Por exemplo: o governo afirmou que a inclusão frustrada das unidades de saúde no PPI não era parte de um projeto para acabar com a gratuidade dos atendimentos no SUS. Mas o presidente do Coalizão Saúde aparece dizendo que a atenção primária é uma oportunidade de expansão para… os planos de saúde. Não fica claro se os assuntos estão misturados, pois a maior parte da argumentação aparece no texto em discurso indireto, mas aparentemente Lottenberg estaria defendendo o resgate do PL que muda a regulação dos planos de saúde e ligando isso à entrega das unidades básicas à iniciativa privada. 

“Ele alega que os planos populares precisam de uma regulação que dê às empresas mais segurança jurídica para operá-los, limitando a sua atuação à atenção primária e livrando as empresas de se verem obrigadas, por eventuais ações na Justiça, a fornecer serviços e procedimentos mais complexos, como internação hospitalar, por exemplo. Com planos mais baratos, ele explica, usuários do SUS poderiam recorrer a serviços privados e, dessa forma, ‘desafogariam’ o sistema público, que ficaria responsável pelos casos mais graves”, diz a reportagem.

Traduzindo: o SUS ficaria com os procedimentos mais caros e deixaria de mão beijada toda a infraestrutura e expertise que construiu ao longo de mais de 25 anos na atenção primária para o setor privado, que só percebeu que isso existe há poucos anos… E, ainda por cima, a população só teria acesso ao atendimento via pagamento de planos populares. Difícil entender como o Coalizão Saúde pretende emplacar essa narrativa no momento político atual.

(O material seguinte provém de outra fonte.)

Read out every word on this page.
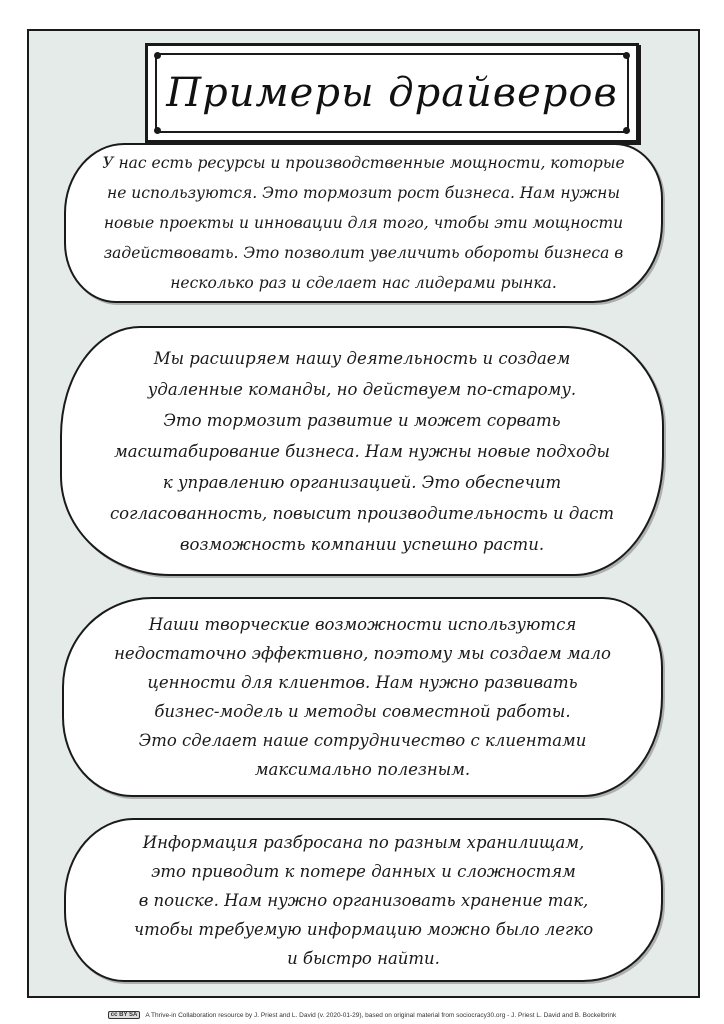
Примеры драйверов

У нас есть ресурсы и производственные мощности, которые
не используются. Это тормозит рост бизнеса. Нам нужны
новые проекты и инновации для того, чтобы эти мощности
задействовать. Это позволит увеличить обороты бизнеса в
несколько раз и сделает нас лидерами рынка.

Мы расширяем нашу деятельность и создаем
удаленные команды, но действуем по-старому.
Это тормозит развитие и может сорвать
масштабирование бизнеса. Нам нужны новые подходы
к управлению организацией. Это обеспечит
согласованность, повысит производительность и даст
возможность компании успешно расти.

Наши творческие возможности используются
недостаточно эффективно, поэтому мы создаем мало
ценности для клиентов. Нам нужно развивать
бизнес-модель и методы совместной работы.
Это сделает наше сотрудничество с клиентами
максимально полезным.

Информация разбросана по разным хранилищам,
это приводит к потере данных и сложностям
в поиске. Нам нужно организовать хранение так,
чтобы требуемую информацию можно было легко
и быстро найти.

cc BY SA	A Thrive-in Collaboration resource by J. Priest and L. David (v. 2020-01-29), based on original material from sociocracy30.org - J. Priest L. David and B. Bockelbrink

A reportagem também traz duas atualizações importantes. A primeira delas é sobre o projeto de reforma do SUS de Maia. A deputada Margarete Coelho (PP-PI) continua não dando detalhes sobre o conteúdo da proposta que coordena, mas indicou que a intenção é torná-la pública depois das eleições municipais. 

Finalmente, o site questionou a secretaria do PPI, que informou que espera restabelecer o decreto editado e suspenso por Bolsonaro, mas sem cravar data: “O PPI espera rediscutir a agenda, que é importante para o país. A ideia é que o parceiro privado faça a gestão operacional, mas a condução da política pública continuará sendo feita pelo Ministério da Saúde, mantidos os preceitos de universalidade e gratuidade do SUS”.